16 Additive model

Definition 16.1 (Additivity assumption) A function \(m:[0,1]^p \to \mathbb{R}\) is said to satisfy the addivity assumption if \[ m(\mathbf{x}) = m_1(x_1) + \dots + m_p(x_p) \] for all \(\mathbf{x}= (x_1,\dots,x_p) \in \mathbb{R}^p\) for some functions \(m_j:[0,1]\to\mathbb{R}\), \(j=1,\dots,p\), which we call the additive components of \(m\).

Stone (1985) argued that a good many functions \(m:[0,1]^p \to \mathbb{R}\) which are likely to arise in multiple regression could be well-approximated by additive functions.
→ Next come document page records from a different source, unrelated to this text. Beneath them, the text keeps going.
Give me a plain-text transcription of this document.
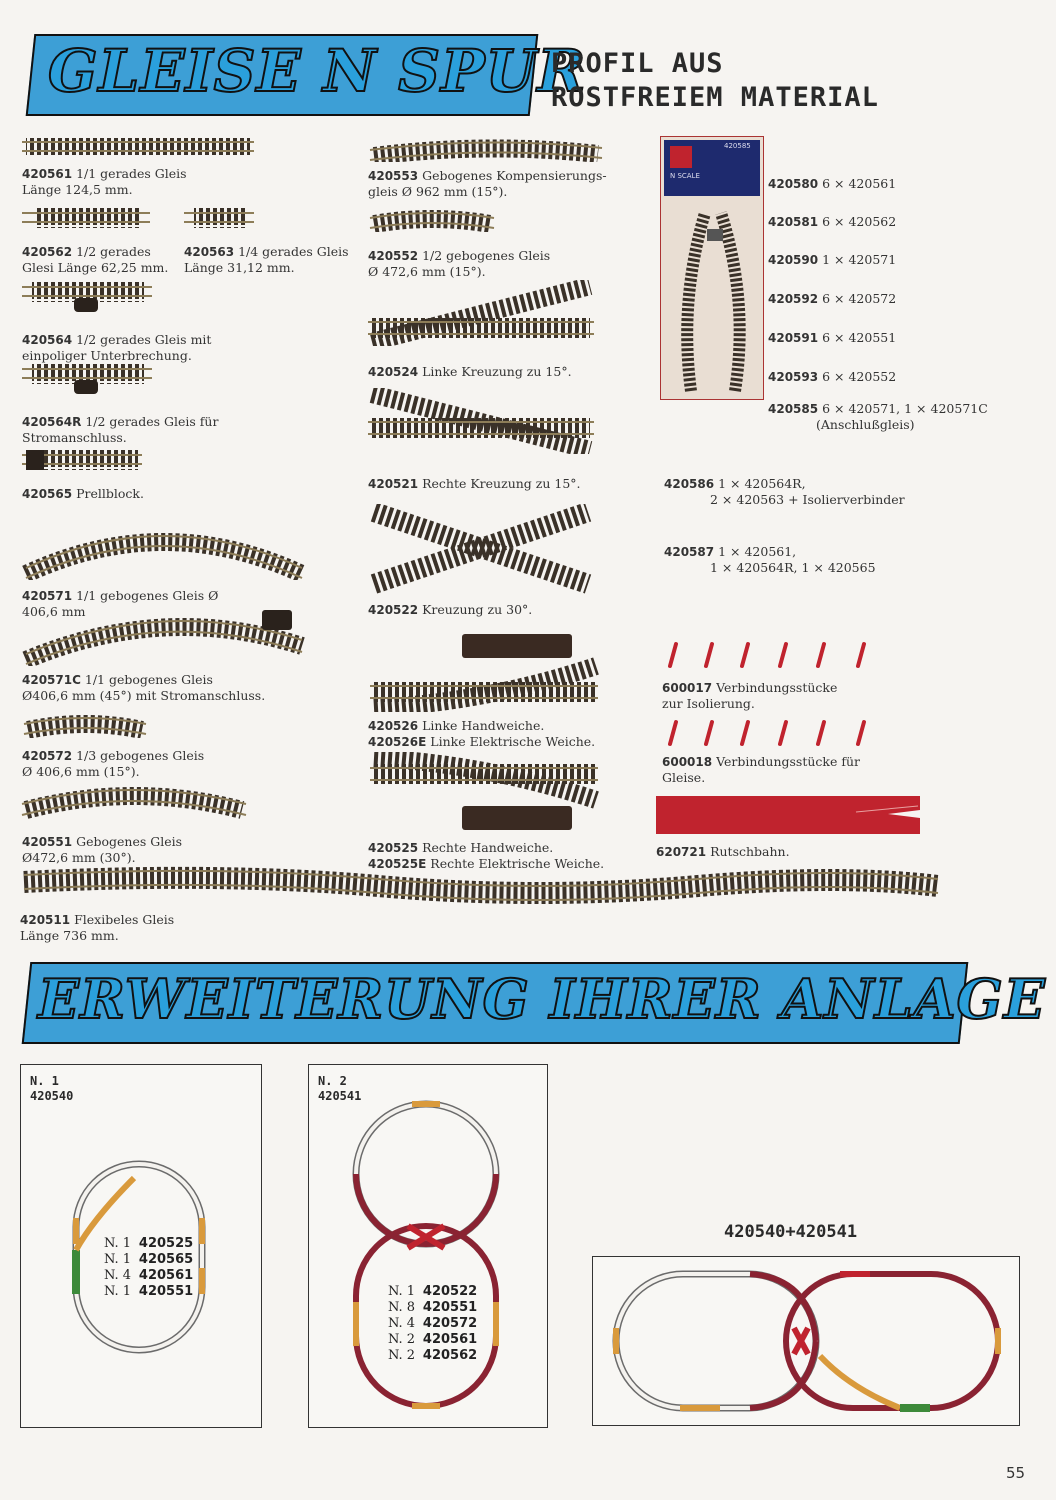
GLEISE N SPUR
PROFIL AUS
ROSTFREIEM MATERIAL
420561 1/1 gerades Gleis
Länge 124,5 mm.
420562 1/2 gerades
Glesi Länge 62,25 mm.
420563 1/4 gerades Gleis
Länge 31,12 mm.
420564 1/2 gerades Gleis mit
einpoliger Unterbrechung.
420564R 1/2 gerades Gleis für
Stromanschluss.
420565 Prellblock.
420571 1/1 gebogenes Gleis Ø
406,6 mm
420571C 1/1 gebogenes Gleis
Ø406,6 mm (45°) mit Stromanschluss.
420572 1/3 gebogenes Gleis
Ø 406,6 mm (15°).
420551 Gebogenes Gleis
Ø472,6 mm (30°).
420553 Gebogenes Kompensierungs-
gleis Ø 962 mm (15°).
420552 1/2 gebogenes Gleis
Ø 472,6 mm (15°).
420524 Linke Kreuzung zu 15°.
420521 Rechte Kreuzung zu 15°.
420522 Kreuzung zu 30°.
420526 Linke Handweiche.
420526E Linke Elektrische Weiche.
420525 Rechte Handweiche.
420525E Rechte Elektrische Weiche.
420511 Flexibeles Gleis
Länge 736 mm.
420585
N SCALE
420580 6 × 420561
420581 6 × 420562
420590 1 × 420571
420592 6 × 420572
420591 6 × 420551
420593 6 × 420552
420585 6 × 420571, 1 × 420571C
(Anschlußgleis)
420586 1 × 420564R,
2 × 420563 + Isolierverbinder
420587 1 × 420561,
1 × 420564R, 1 × 420565
600017 Verbindungsstücke
zur Isolierung.
600018 Verbindungsstücke für
Gleise.
620721 Rutschbahn.
ERWEITERUNG IHRER ANLAGE
N. 1
420540
N. 1 420525
N. 1 420565
N. 4 420561
N. 1 420551
N. 2
420541
N. 1 420522
N. 8 420551
N. 4 420572
N. 2 420561
N. 2 420562
420540+420541
55
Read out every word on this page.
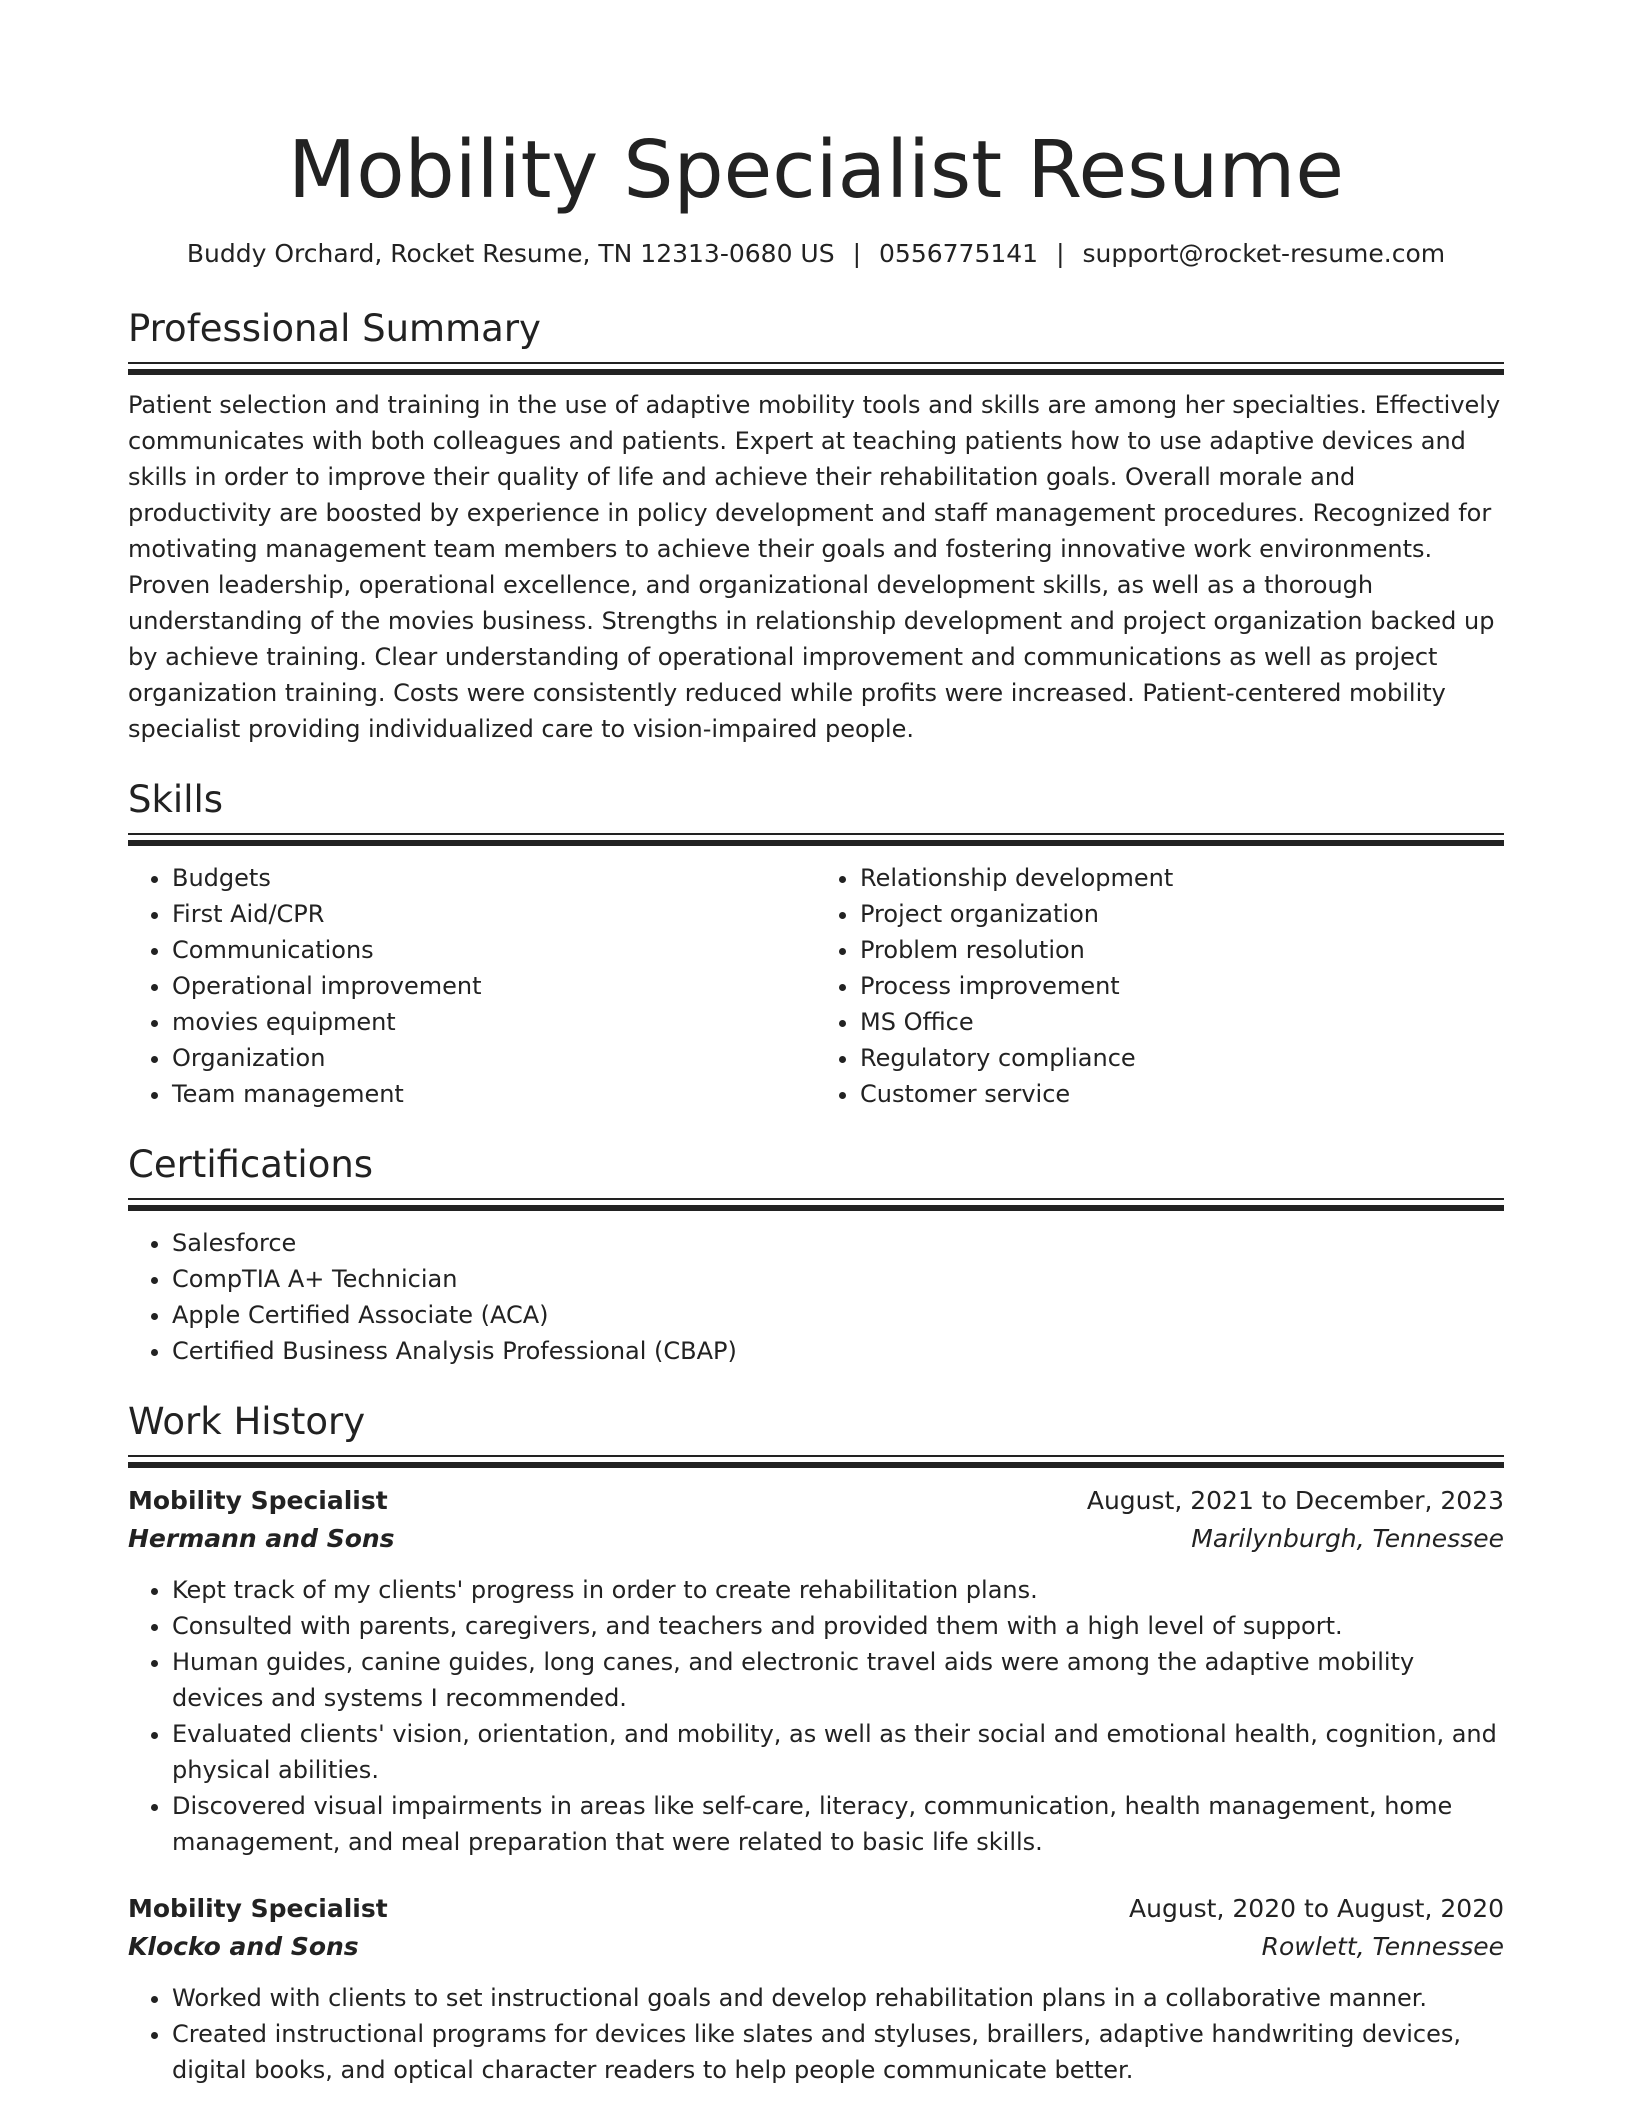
Mobility Specialist Resume
Buddy Orchard, Rocket Resume, TN 12313-0680 US | 0556775141 | support@rocket-resume.com
Professional Summary

Patient selection and training in the use of adaptive mobility tools and skills are among her specialties. Effectively communicates with both colleagues and patients. Expert at teaching patients how to use adaptive devices and skills in order to improve their quality of life and achieve their rehabilitation goals. Overall morale and productivity are boosted by experience in policy development and staff management procedures. Recognized for motivating management team members to achieve their goals and fostering innovative work environments. Proven leadership, operational excellence, and organizational development skills, as well as a thorough understanding of the movies business. Strengths in relationship development and project organization backed up by achieve training. Clear understanding of operational improvement and communications as well as project organization training. Costs were consistently reduced while profits were increased. Patient-centered mobility specialist providing individualized care to vision-impaired people.

Skills
• Budgets
• First Aid/CPR
• Communications
• Operational improvement
• movies equipment
• Organization
• Team management
• Relationship development
• Project organization
• Problem resolution
• Process improvement
• MS Office
• Regulatory compliance
• Customer service
Certifications
• Salesforce
• CompTIA A+ Technician
• Apple Certified Associate (ACA)
• Certified Business Analysis Professional (CBAP)
Work History
Mobility Specialist	August, 2021 to December, 2023
Hermann and Sons	Marilynburgh, Tennessee
• Kept track of my clients' progress in order to create rehabilitation plans.
• Consulted with parents, caregivers, and teachers and provided them with a high level of support.
• Human guides, canine guides, long canes, and electronic travel aids were among the adaptive mobility devices and systems I recommended.
• Evaluated clients' vision, orientation, and mobility, as well as their social and emotional health, cognition, and physical abilities.
• Discovered visual impairments in areas like self-care, literacy, communication, health management, home management, and meal preparation that were related to basic life skills.
Mobility Specialist	August, 2020 to August, 2020
Klocko and Sons	Rowlett, Tennessee
• Worked with clients to set instructional goals and develop rehabilitation plans in a collaborative manner.
• Created instructional programs for devices like slates and styluses, braillers, adaptive handwriting devices, digital books, and optical character readers to help people communicate better.
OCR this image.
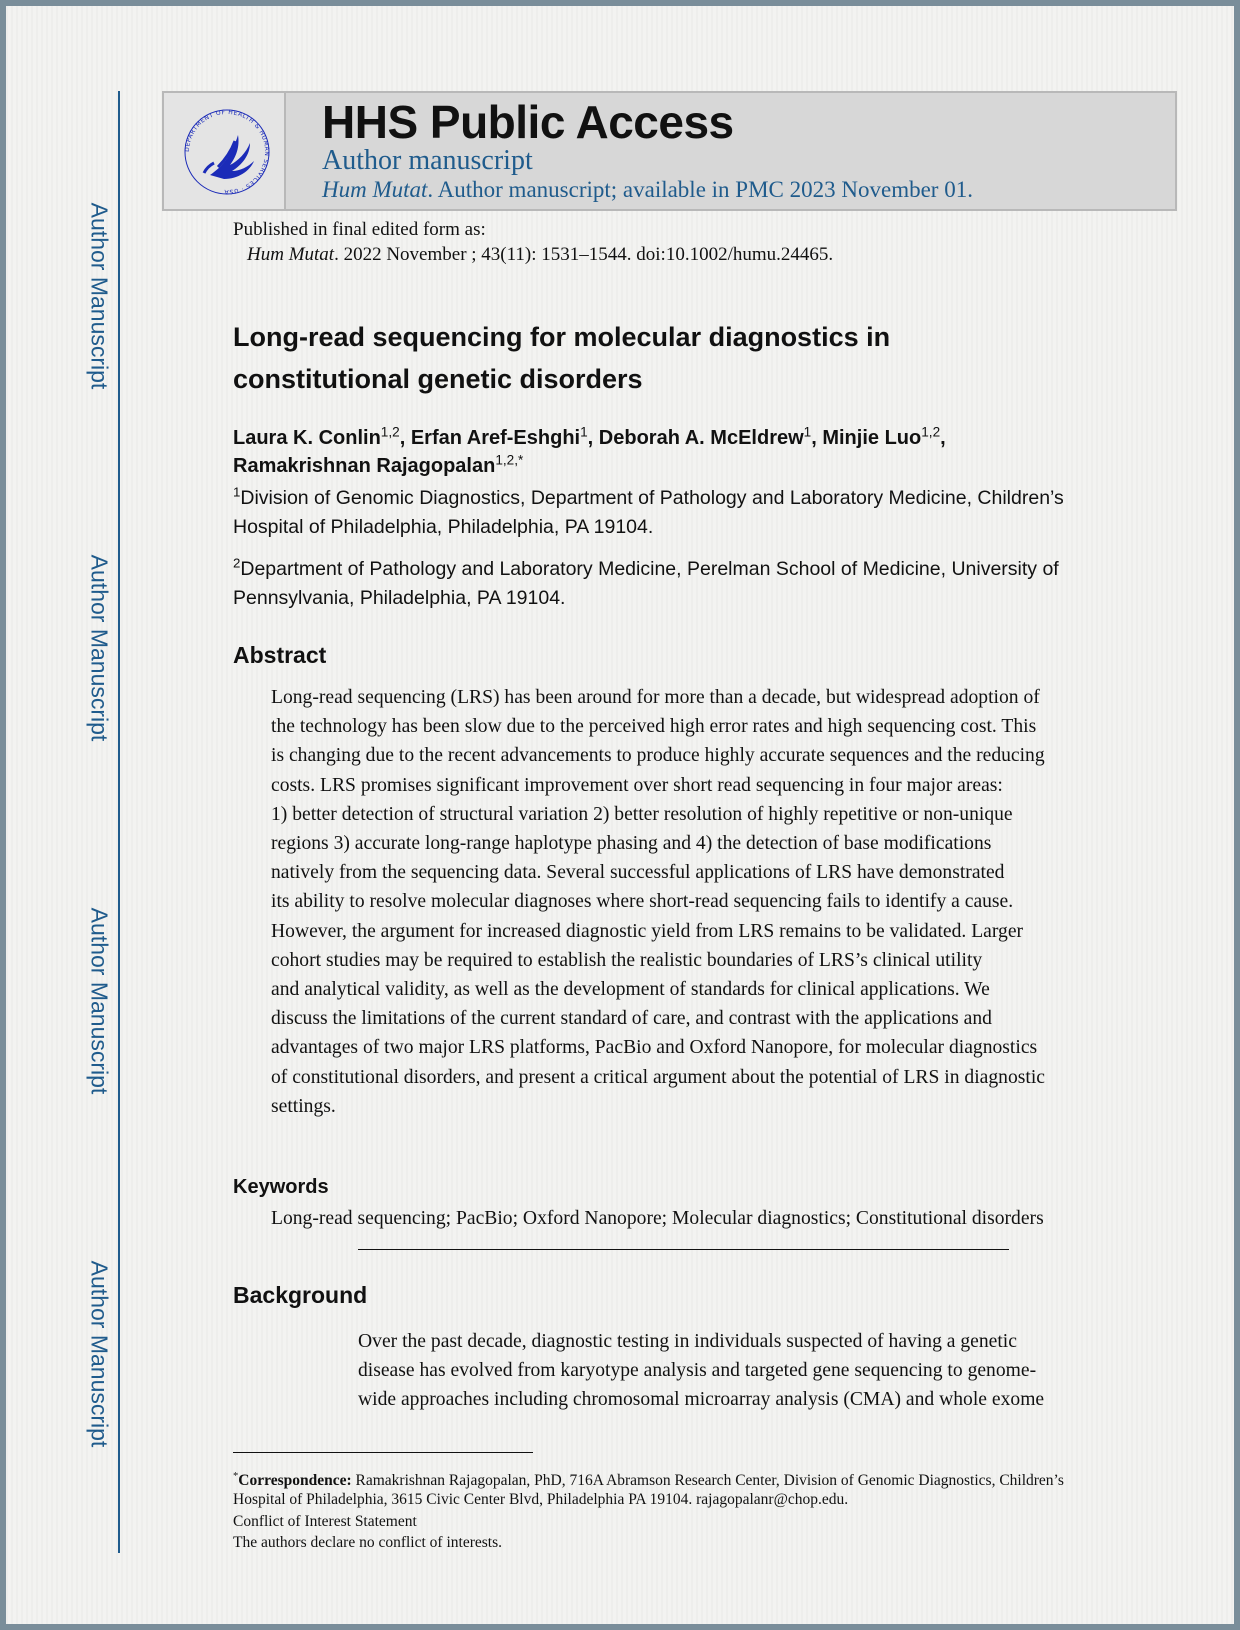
Author Manuscript
Author Manuscript
Author Manuscript
Author Manuscript
DEPARTMENT OF HEALTH & HUMAN SERVICES · USA
HHS Public Access
Author manuscript
Hum Mutat. Author manuscript; available in PMC 2023 November 01.
Published in final edited form as:
Hum Mutat. 2022 November ; 43(11): 1531–1544. doi:10.1002/humu.24465.
Long-read sequencing for molecular diagnostics in
constitutional genetic disorders
Laura K. Conlin$^{1,2}$, Erfan Aref-Eshghi$^1$, Deborah A. McEldrew$^1$, Minjie Luo$^{1,2}$,
Ramakrishnan Rajagopalan$^{1,2,*}$
$^1$Division of Genomic Diagnostics, Department of Pathology and Laboratory Medicine, Children’s
Hospital of Philadelphia, Philadelphia, PA 19104.
$^2$Department of Pathology and Laboratory Medicine, Perelman School of Medicine, University of
Pennsylvania, Philadelphia, PA 19104.
Abstract
Long-read sequencing (LRS) has been around for more than a decade, but widespread adoption of
the technology has been slow due to the perceived high error rates and high sequencing cost. This
is changing due to the recent advancements to produce highly accurate sequences and the reducing
costs. LRS promises significant improvement over short read sequencing in four major areas:
1) better detection of structural variation 2) better resolution of highly repetitive or non-unique
regions 3) accurate long-range haplotype phasing and 4) the detection of base modifications
natively from the sequencing data. Several successful applications of LRS have demonstrated
its ability to resolve molecular diagnoses where short-read sequencing fails to identify a cause.
However, the argument for increased diagnostic yield from LRS remains to be validated. Larger
cohort studies may be required to establish the realistic boundaries of LRS’s clinical utility
and analytical validity, as well as the development of standards for clinical applications. We
discuss the limitations of the current standard of care, and contrast with the applications and
advantages of two major LRS platforms, PacBio and Oxford Nanopore, for molecular diagnostics
of constitutional disorders, and present a critical argument about the potential of LRS in diagnostic
settings.
Keywords
Long-read sequencing; PacBio; Oxford Nanopore; Molecular diagnostics; Constitutional disorders
Background
Over the past decade, diagnostic testing in individuals suspected of having a genetic
disease has evolved from karyotype analysis and targeted gene sequencing to genome-
wide approaches including chromosomal microarray analysis (CMA) and whole exome
*Correspondence: Ramakrishnan Rajagopalan, PhD, 716A Abramson Research Center, Division of Genomic Diagnostics, Children’s
Hospital of Philadelphia, 3615 Civic Center Blvd, Philadelphia PA 19104. rajagopalanr@chop.edu.
Conflict of Interest Statement
The authors declare no conflict of interests.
Definition 16.2 (Additive model) The additive model for observed data \((\mathbf{x}_1,Y_1),\dots,(\mathbf{x}_n,Y_n) \in [0,1]^p \times \mathbb{R}\) is \[ Y_i = \mu + m_1(x_{i1}) + \dots + m_p(x_{ip}) + \varepsilon_i, \tag{16.1}\] for \(i = 1,\dots,n\), where \(\mu\) is an unknown mean, \(m_1,\dots,m_p\) are unknown functions on \([0,1]\), and \(\varepsilon_1,\dots,\varepsilon_n\) are independent random variables with mean \(0\) and variance \(\sigma^2\).

We must immediately consider the question of identifiability in the additive model: Are the additive components \(m_1,\dots,m_p\) uniquely defined by the additivity assumption? We find, from the following example, that they are not.

Example 16.1 (Unidentifiability of additive components) Consider the additive model in the case \(p=2\) with additive components \(m_1\) and \(m_2\). Then for some constant \(c\), set \(m_1^*(x_1) = m_1(x_1) - c\) and \(m_2^*(x_2) = m_2(x_2) + c\). Then we have \[ m_1(x_1) + m_2(x_2) = m_1^*(x_1) + m_2^*(x_2), \] for all \(\mathbf{x}= (x_1,x_2) \in \mathbb{R}^2\). This demonstrates that the additive components are not uniquely determined in the additive model.

Before we can estimate the additive components \(m_1,\dots,m_p\) in the additive model, we must remove from each one the unidentifiable constant which can shift the function up or down, as illustrated in Example 16.1. To this end we impose upon each \(m_j\) the identifiability condition \[ \frac{1}{n}\sum_{i=1}^n m_j(x_{ij}) = 0 \tag{16.2}\] for \(j = 1,\dots,p\).

Remark 16.1. Note: If the design points were iid random variables \(X_{1j},\dots,X_{nj}\) (instead of being fixed) for each \(j = 1,\dots,p\), the condition in Equation 16.2 would be stated as \(\mathbb{E}m(X_{1j}) = 0\) for all \(j =1,\dots,p\).

Under the identifiability condition in Equation 16.2, the additive model gives \(\mathbb{E}\bar Y_n = \mu\). Therefore, we will from now on assume \(Y_1,\dots,Y_n\) have been centered to have mean \(0\) and set \(\mu=0\) in the additive model in Equation 19.1. From here we will focus solely on the estimation of the additive components \(m_1,\dots,m_p\).